NASA Demonstrating SMART Technology Through Rocket Mission
A new microsatellite designed to give scientists less expensive access to space will be demonstrated during a NASA Terrier-Improved Orion suborbital sounding rocket flight between 7 and 10 a.m., June 9, from NASA’s Wallops Flight Facility in Virginia. The backup launch day is June 10.
The Small Rocket/Spacecraft Technology (SMART) platform, created by engineers at the Goddard Space Flight Center, Greenbelt, Md., and the Department of Defense Operationally Responsive Space (ORS) Office at the Kirtland Air Force Base in New Mexico, is designed to provide faster, less expensive access to space because of its modular, reconfigurable design. Users can adapt SMART to fulfill a variety of missions ranging from optical imaging to radio-frequency applications.
Comparable in size to an old-fashioned hatbox, measuring nearly 16 inches (40 centimeters) in diameter, the SMART microsatellite can be integrated and readied for launch in as few as seven days for less than $1 million, said Goddard engineer Jaime Esper, platform designer. “We’ve developed a creative way to reduce mission life-cycle times, with the resulting savings in cost. This enables a new class of researchers who can’t afford the high costs of getting into space.”
SMART will be installed on the Suborbital Technology Carrier (SubTEC) that Wallops engineers developed to help mature emerging technologies faster. The carrier consists of two experiment sections and a suite of support instrumentation that can be retrieved, refurbished, and reused after each flight.
“The SubTEC program is providing a great way to demonstrate Goddard technologies. With SMART, that capability is further enhanced,” Esper said. “I think we need to leverage our expertise to create more opportunities for scientists and technologists who need low-cost access to space to advance their technologies.”
Although SMART is debuting on a suborbital flight, Espes said the platform is intended for orbital missions, particularly as a freeflyer that could be used, for example, as an entry vehicle for planetary missions. To demonstrate that capability, SMART is equipped with three digital video cameras and environmental and positional sensors serviced by the SpaceCube processor.
SpaceCube, also developed by Goddard engineers, is 25 times faster than the current state-of-the-art microprocessor. It will process data-heavy video to test high-speed interfaces and monitor the deployment of SubTEC’s recovery parachute.
Another objective is demonstrating SMART’s prowess as a platform for testing Autonomous Flight Safety System (AFSS) software. The technology, being developed by Wallops engineers, would order a rocket to self-destruct if it swerved off course during launch. Traditionally, range-safety officials use radar from ground stations to track flight vehicles and ground-based command systems to abort wayward rockets. Automating these systems may reduce costs and enhance public safety, Esper said.

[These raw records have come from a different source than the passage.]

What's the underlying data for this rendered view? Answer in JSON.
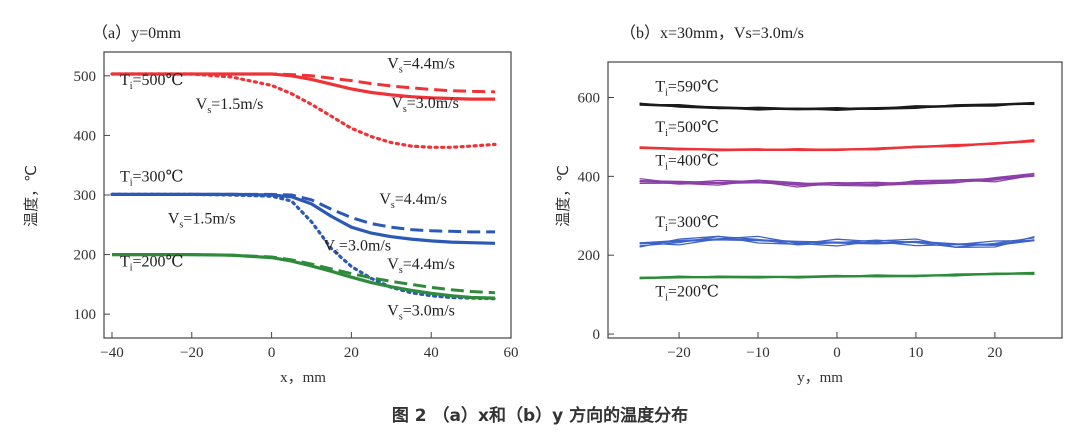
{
  "caption": "图 2 （a）x和（b）y 方向的温度分布",
  "colors": {
    "red": "#ee3338",
    "blue": "#2b59b5",
    "green": "#2e8b3b",
    "black": "#1b1b1b",
    "purple": "#8b3fa8",
    "lightblue": "#3d63c8"
  },
  "chart_data": [
    {
      "type": "line",
      "title": "（a）y=0mm",
      "xlabel": "x，mm",
      "ylabel": "温度，℃",
      "xlim": [
        -42,
        60
      ],
      "ylim": [
        60,
        540
      ],
      "xticks": [
        -40,
        -20,
        0,
        20,
        40,
        60
      ],
      "yticks": [
        100,
        200,
        300,
        400,
        500
      ],
      "x": [
        -40,
        -30,
        -20,
        -10,
        0,
        5,
        10,
        15,
        20,
        25,
        30,
        35,
        40,
        45,
        50,
        56
      ],
      "series": [
        {
          "name": "Ti=500℃ Vs=4.4m/s",
          "color": "red",
          "style": "dashed",
          "values": [
            503,
            503,
            503,
            503,
            503,
            502,
            500,
            496,
            492,
            487,
            483,
            480,
            477,
            475,
            474,
            473
          ]
        },
        {
          "name": "Ti=500℃ Vs=3.0m/s",
          "color": "red",
          "style": "solid",
          "values": [
            503,
            503,
            503,
            503,
            503,
            500,
            494,
            486,
            478,
            472,
            468,
            465,
            463,
            462,
            461,
            461
          ]
        },
        {
          "name": "Ti=500℃ Vs=1.5m/s",
          "color": "red",
          "style": "dotted",
          "values": [
            503,
            503,
            503,
            498,
            484,
            470,
            452,
            432,
            412,
            398,
            388,
            382,
            380,
            380,
            382,
            385
          ]
        },
        {
          "name": "Ti=300℃ Vs=4.4m/s",
          "color": "blue",
          "style": "dashed",
          "values": [
            301,
            301,
            301,
            301,
            301,
            300,
            292,
            276,
            262,
            252,
            246,
            242,
            240,
            239,
            238,
            238
          ]
        },
        {
          "name": "Ti=300℃ Vs=3.0m/s",
          "color": "blue",
          "style": "solid",
          "values": [
            301,
            301,
            301,
            301,
            300,
            297,
            285,
            264,
            246,
            236,
            230,
            226,
            223,
            221,
            220,
            219
          ]
        },
        {
          "name": "Ti=300℃ Vs=1.5m/s",
          "color": "blue",
          "style": "dotted",
          "values": [
            301,
            301,
            301,
            300,
            298,
            290,
            255,
            210,
            180,
            160,
            145,
            136,
            131,
            128,
            127,
            126
          ]
        },
        {
          "name": "Ti=200℃ Vs=4.4m/s",
          "color": "green",
          "style": "dashed",
          "values": [
            200,
            200,
            200,
            199,
            196,
            191,
            184,
            176,
            168,
            161,
            155,
            150,
            145,
            141,
            138,
            136
          ]
        },
        {
          "name": "Ti=200℃ Vs=3.0m/s",
          "color": "green",
          "style": "solid",
          "values": [
            200,
            200,
            200,
            199,
            195,
            189,
            181,
            172,
            162,
            153,
            146,
            140,
            135,
            131,
            128,
            127
          ]
        }
      ],
      "annotations": [
        {
          "label": "Ti=500℃",
          "x": -38,
          "y": 485
        },
        {
          "label": "Vs=4.4m/s",
          "x": 29,
          "y": 512
        },
        {
          "label": "Vs=1.5m/s",
          "x": -19,
          "y": 444
        },
        {
          "label": "Vs=3.0m/s",
          "x": 30,
          "y": 446
        },
        {
          "label": "Ti=300℃",
          "x": -38,
          "y": 323
        },
        {
          "label": "Vs=4.4m/s",
          "x": 27,
          "y": 285
        },
        {
          "label": "Vs=1.5m/s",
          "x": -26,
          "y": 252
        },
        {
          "label": "Vs=3.0m/s",
          "x": 13,
          "y": 207
        },
        {
          "label": "Vs=4.4m/s",
          "x": 29,
          "y": 176
        },
        {
          "label": "Ti=200℃",
          "x": -38,
          "y": 180
        },
        {
          "label": "Vs=3.0m/s",
          "x": 29,
          "y": 98
        }
      ]
    },
    {
      "type": "line",
      "title": "（b）x=30mm，Vs=3.0m/s",
      "xlabel": "y，mm",
      "ylabel": "温度，℃",
      "xlim": [
        -29,
        28.5
      ],
      "ylim": [
        -10,
        690
      ],
      "xticks": [
        -20,
        -10,
        0,
        10,
        20
      ],
      "yticks": [
        0,
        200,
        400,
        600
      ],
      "y_positions": [
        -25,
        -20,
        -15,
        -10,
        -5,
        0,
        5,
        10,
        15,
        20,
        25
      ],
      "series": [
        {
          "name": "Ti=590℃",
          "color": "black",
          "values": [
            582,
            578,
            575,
            572,
            570,
            571,
            573,
            575,
            578,
            582,
            586
          ]
        },
        {
          "name": "Ti=500℃",
          "color": "red",
          "values": [
            472,
            470,
            468,
            467,
            467,
            468,
            470,
            474,
            478,
            484,
            490
          ]
        },
        {
          "name": "Ti=400℃",
          "color": "purple",
          "values": [
            388,
            386,
            383,
            385,
            380,
            383,
            378,
            382,
            390,
            393,
            402
          ]
        },
        {
          "name": "Ti=300℃",
          "color": "lightblue",
          "values": [
            230,
            236,
            240,
            238,
            234,
            232,
            230,
            234,
            228,
            226,
            238
          ]
        },
        {
          "name": "Ti=200℃",
          "color": "green",
          "values": [
            143,
            144,
            144,
            145,
            145,
            146,
            147,
            148,
            150,
            152,
            154
          ]
        }
      ],
      "annotations": [
        {
          "label": "Ti=590℃",
          "x": -23,
          "y": 615
        },
        {
          "label": "Ti=500℃",
          "x": -23,
          "y": 512
        },
        {
          "label": "Ti=400℃",
          "x": -23,
          "y": 427
        },
        {
          "label": "Ti=300℃",
          "x": -23,
          "y": 272
        },
        {
          "label": "Ti=200℃",
          "x": -23,
          "y": 95
        }
      ]
    }
  ]
}
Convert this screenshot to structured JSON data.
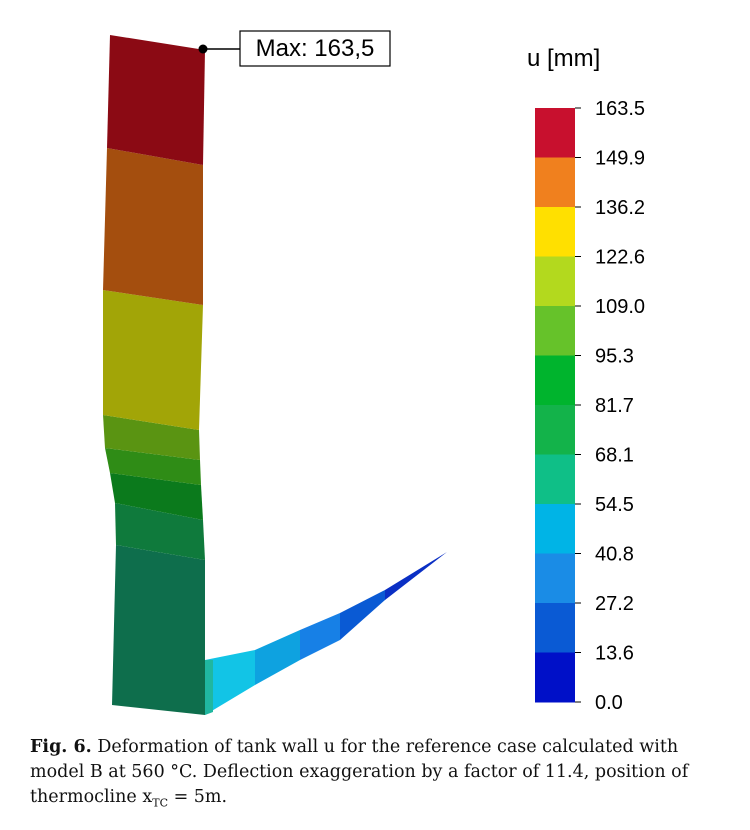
{
  "max_label": "Max: 163,5",
  "colorbar": {
    "title": "u [mm]",
    "ticks": [
      "163.5",
      "149.9",
      "136.2",
      "122.6",
      "109.0",
      "95.3",
      "81.7",
      "68.1",
      "54.5",
      "40.8",
      "27.2",
      "13.6",
      "0.0"
    ],
    "colors": [
      "#c8102e",
      "#f0801e",
      "#ffe000",
      "#b3d91e",
      "#66c22a",
      "#00b42d",
      "#13b34a",
      "#0fbf87",
      "#00b4e6",
      "#1a8ce6",
      "#0a5ad4",
      "#0010c8"
    ]
  },
  "caption": {
    "label": "Fig. 6.",
    "text": "Deformation of tank wall u for the reference case calculated with model B at 560 °C. Deflection exaggeration by a factor of 11.4, position of thermocline",
    "x_var": "x",
    "x_sub": "TC",
    "x_value": " = 5m."
  }
}
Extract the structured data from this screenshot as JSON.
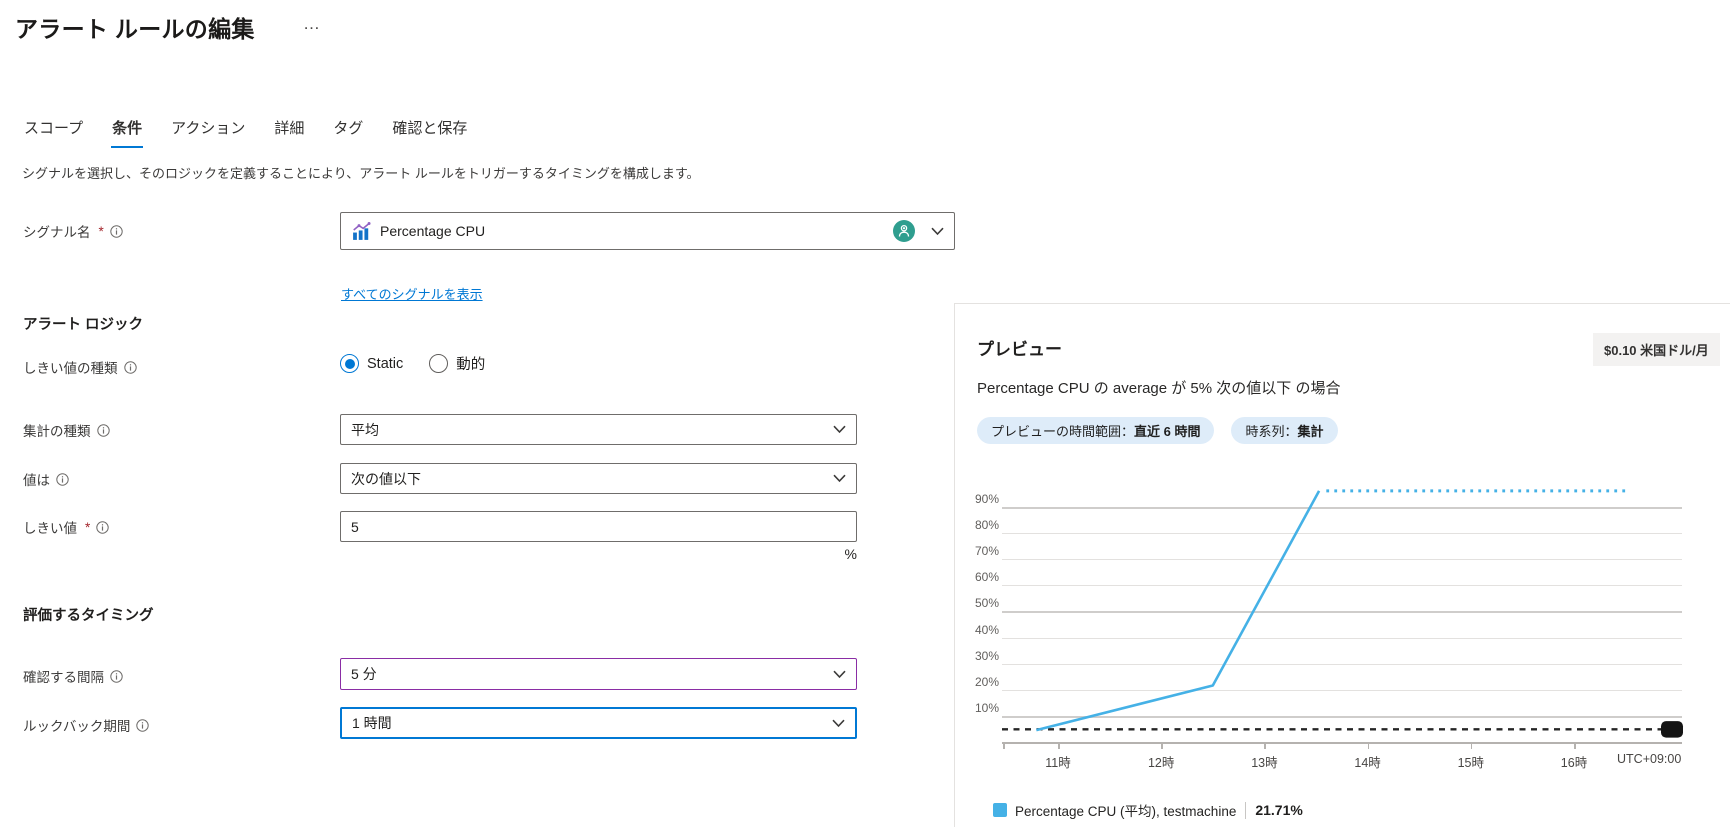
{
  "page": {
    "title": "アラート ルールの編集",
    "more": "…"
  },
  "tabs": [
    {
      "label": "スコープ"
    },
    {
      "label": "条件"
    },
    {
      "label": "アクション"
    },
    {
      "label": "詳細"
    },
    {
      "label": "タグ"
    },
    {
      "label": "確認と保存"
    }
  ],
  "description": "シグナルを選択し、そのロジックを定義することにより、アラート ルールをトリガーするタイミングを構成します。",
  "form": {
    "signal": {
      "label": "シグナル名",
      "value": "Percentage CPU"
    },
    "show_all_signals_link": "すべてのシグナルを表示",
    "alert_logic_heading": "アラート ロジック",
    "threshold_type": {
      "label": "しきい値の種類",
      "options": [
        "Static",
        "動的"
      ],
      "selected": "Static"
    },
    "aggregation": {
      "label": "集計の種類",
      "value": "平均"
    },
    "operator": {
      "label": "値は",
      "value": "次の値以下"
    },
    "threshold": {
      "label": "しきい値",
      "value": "5",
      "unit": "%"
    },
    "evaluation_heading": "評価するタイミング",
    "frequency": {
      "label": "確認する間隔",
      "value": "5 分"
    },
    "lookback": {
      "label": "ルックバック期間",
      "value": "1 時間"
    }
  },
  "preview": {
    "heading": "プレビュー",
    "price_badge": "$0.10 米国ドル/月",
    "condition": "Percentage CPU の average が 5% 次の値以下 の場合",
    "pills": [
      {
        "label": "プレビューの時間範囲：",
        "value": "直近 6 時間"
      },
      {
        "label": "時系列：",
        "value": "集計"
      }
    ],
    "legend": {
      "name": "Percentage CPU (平均), testmachine",
      "value": "21.71%"
    }
  },
  "chart_data": {
    "type": "line",
    "title": "プレビュー",
    "xlabel": "",
    "ylabel": "",
    "ylim": [
      0,
      100
    ],
    "grid": true,
    "legend_position": "bottom",
    "y_ticks": [
      10,
      20,
      30,
      40,
      50,
      60,
      70,
      80,
      90
    ],
    "y_tick_suffix": "%",
    "y_major_ticks": [
      10,
      50,
      90
    ],
    "x_ticks": [
      {
        "h": 11,
        "label": "11時"
      },
      {
        "h": 12,
        "label": "12時"
      },
      {
        "h": 13,
        "label": "13時"
      },
      {
        "h": 14,
        "label": "14時"
      },
      {
        "h": 15,
        "label": "15時"
      },
      {
        "h": 16,
        "label": "16時"
      }
    ],
    "x_axis_note": "UTC+09:00",
    "series": [
      {
        "name": "Percentage CPU (平均), testmachine",
        "color": "#45b1e6",
        "solid": [
          [
            10.79,
            4.7
          ],
          [
            12.5,
            21.71
          ],
          [
            13.53,
            96
          ]
        ],
        "dotted": [
          [
            13.6,
            96
          ],
          [
            16.52,
            96
          ]
        ],
        "current_value": "21.71%"
      }
    ],
    "threshold": {
      "value": 5,
      "style": "dashed",
      "color": "#262626"
    }
  },
  "colors": {
    "accent": "#0078d4",
    "line": "#45b1e6",
    "pill_bg": "#deecf9",
    "badge_bg": "#f3f2f1",
    "changed_border": "#8a2da5",
    "focus_border": "#0078d4"
  }
}
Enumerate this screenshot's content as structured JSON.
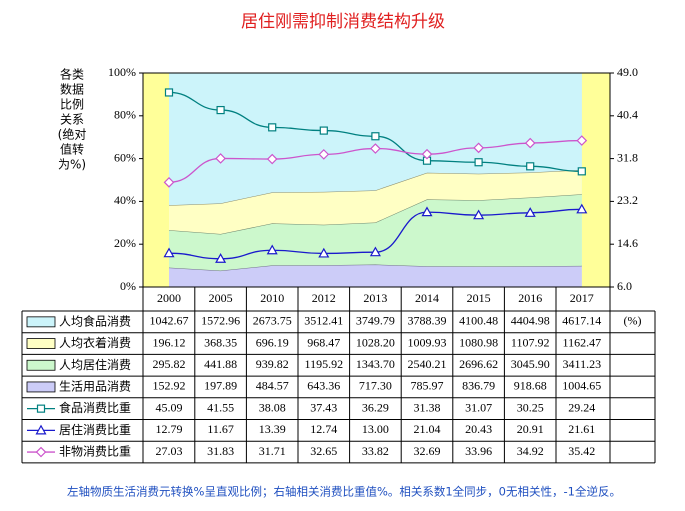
{
  "chart_data": {
    "type": "combo",
    "title": "居住刚需抑制消费结构升级",
    "ylabel": [
      "各类",
      "数据",
      "比例",
      "关系",
      "(绝对",
      "值转",
      "为%)"
    ],
    "categories": [
      "2000",
      "2005",
      "2010",
      "2012",
      "2013",
      "2014",
      "2015",
      "2016",
      "2017"
    ],
    "ylim": [
      0,
      100
    ],
    "yticks": [
      {
        "value": 0,
        "label": "0%"
      },
      {
        "value": 20,
        "label": "20%"
      },
      {
        "value": 40,
        "label": "40%"
      },
      {
        "value": 60,
        "label": "60%"
      },
      {
        "value": 80,
        "label": "80%"
      },
      {
        "value": 100,
        "label": "100%"
      }
    ],
    "y2lim": [
      6,
      49
    ],
    "y2ticks": [
      {
        "value": 6,
        "label": "6.0"
      },
      14.6,
      23.2,
      31.8,
      40.4,
      {
        "value": 49,
        "label": "49.0"
      }
    ],
    "table_unit": "(%)",
    "series": [
      {
        "name": "人均食品消费",
        "kind": "area",
        "color": "#ccf4fa",
        "values": [
          1042.67,
          1572.96,
          2673.75,
          3512.41,
          3749.79,
          3788.39,
          4100.48,
          4404.98,
          4617.14
        ]
      },
      {
        "name": "人均衣着消费",
        "kind": "area",
        "color": "#ffffc4",
        "values": [
          196.12,
          368.35,
          696.19,
          968.47,
          1028.2,
          1009.93,
          1080.98,
          1107.92,
          1162.47
        ],
        "value_labels": [
          "196.12",
          "368.35",
          "696.19",
          "968.47",
          "1028.20",
          "1009.93",
          "1080.98",
          "1107.92",
          "1162.47"
        ]
      },
      {
        "name": "人均居住消费",
        "kind": "area",
        "color": "#ccf8cc",
        "values": [
          295.82,
          441.88,
          939.82,
          1195.92,
          1343.7,
          2540.21,
          2696.62,
          3045.9,
          3411.23
        ],
        "value_labels": [
          "295.82",
          "441.88",
          "939.82",
          "1195.92",
          "1343.70",
          "2540.21",
          "2696.62",
          "3045.90",
          "3411.23"
        ]
      },
      {
        "name": "生活用品消费",
        "kind": "area",
        "color": "#ccccf8",
        "values": [
          152.92,
          197.89,
          484.57,
          643.36,
          717.3,
          785.97,
          836.79,
          918.68,
          1004.65
        ],
        "value_labels": [
          "152.92",
          "197.89",
          "484.57",
          "643.36",
          "717.30",
          "785.97",
          "836.79",
          "918.68",
          "1004.65"
        ]
      },
      {
        "name": "食品消费比重",
        "kind": "line",
        "marker": "square",
        "axis": "y2",
        "color": "#008080",
        "values": [
          45.09,
          41.55,
          38.08,
          37.43,
          36.29,
          31.38,
          31.07,
          30.25,
          29.24
        ]
      },
      {
        "name": "居住消费比重",
        "kind": "line",
        "marker": "triangle",
        "axis": "y2",
        "color": "#1a1acc",
        "values": [
          12.79,
          11.67,
          13.39,
          12.74,
          13.0,
          21.04,
          20.43,
          20.91,
          21.61
        ],
        "value_labels": [
          "12.79",
          "11.67",
          "13.39",
          "12.74",
          "13.00",
          "21.04",
          "20.43",
          "20.91",
          "21.61"
        ]
      },
      {
        "name": "非物消费比重",
        "kind": "line",
        "marker": "diamond",
        "axis": "y2",
        "color": "#cc55cc",
        "values": [
          27.03,
          31.83,
          31.71,
          32.65,
          33.82,
          32.69,
          33.96,
          34.92,
          35.42
        ]
      }
    ],
    "note": "左轴物质生活消费元转换%呈直观比例；右轴相关消费比重值%。相关系数1全同步，0无相关性，-1全逆反。"
  }
}
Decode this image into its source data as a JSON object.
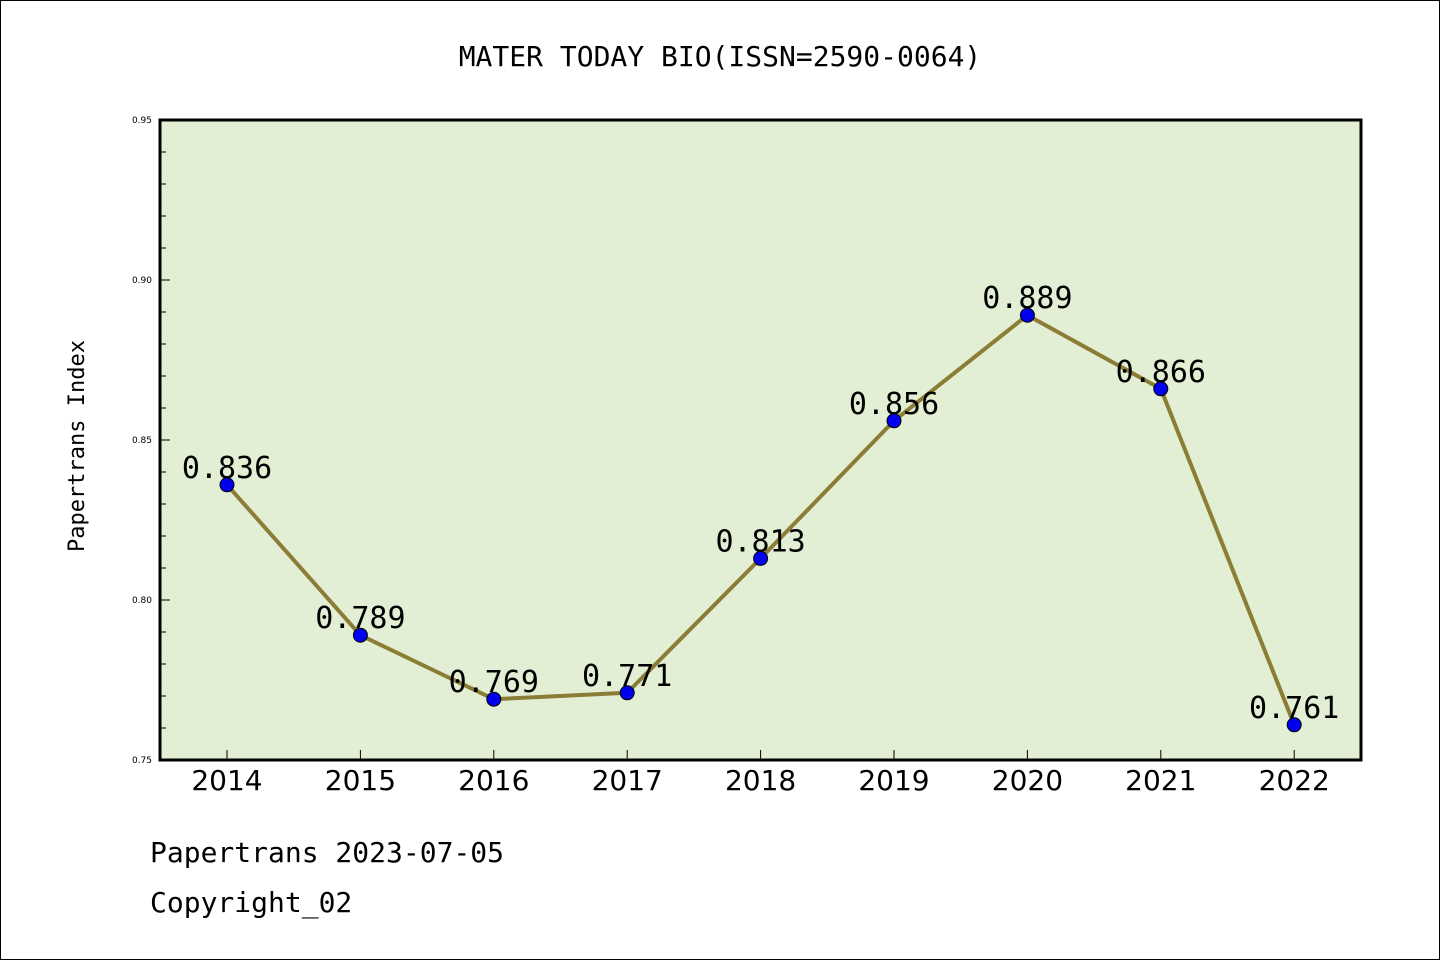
{
  "chart_data": {
    "type": "line",
    "title": "MATER TODAY BIO(ISSN=2590-0064)",
    "ylabel": "Papertrans Index",
    "xlabel": "",
    "categories": [
      "2014",
      "2015",
      "2016",
      "2017",
      "2018",
      "2019",
      "2020",
      "2021",
      "2022"
    ],
    "values": [
      0.836,
      0.789,
      0.769,
      0.771,
      0.813,
      0.856,
      0.889,
      0.866,
      0.761
    ],
    "value_labels": [
      "0.836",
      "0.789",
      "0.769",
      "0.771",
      "0.813",
      "0.856",
      "0.889",
      "0.866",
      "0.761"
    ],
    "ylim": [
      0.75,
      0.95
    ],
    "yticks": [
      "0.75",
      "0.80",
      "0.85",
      "0.90",
      "0.95"
    ],
    "grid": false,
    "colors": {
      "plot_background": "#e2efd4",
      "line": "#8b7d35",
      "marker": "#0000ee"
    }
  },
  "footer": {
    "line1": "Papertrans 2023-07-05",
    "line2": "Copyright_02"
  }
}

SMART is ideal for this application because it couples SpaceCube’s processing powers with advanced avionics systems, Esper added. It also comes equipped with an inertial measurement unit and a GPS receiver to determine its precise attitude, location and velocity at all times during the launch. With the avionics data, SpaceCube would run the software to analyze whether the rocket had veered off course. If it had, the software would initiate an abort command.
Also onboard SMART is the Wallops-developed Low Cost Telemetry Transmitter (LCT2), another range-safety technology. The goal with this technology is to eventually eliminate the need for tracking stations down-range, saving money and providing rapid access to vehicle-performance data anywhere, anytime.
Another emerging new technology installed on SMART is an electrohydrodynamic-based thermal control unit. The technology uses electric fields to pump coolant through tiny ducts inside a thermal cold plate. The advantage is that the system requires no moving parts, just electrodes to apply the voltage to move the coolant.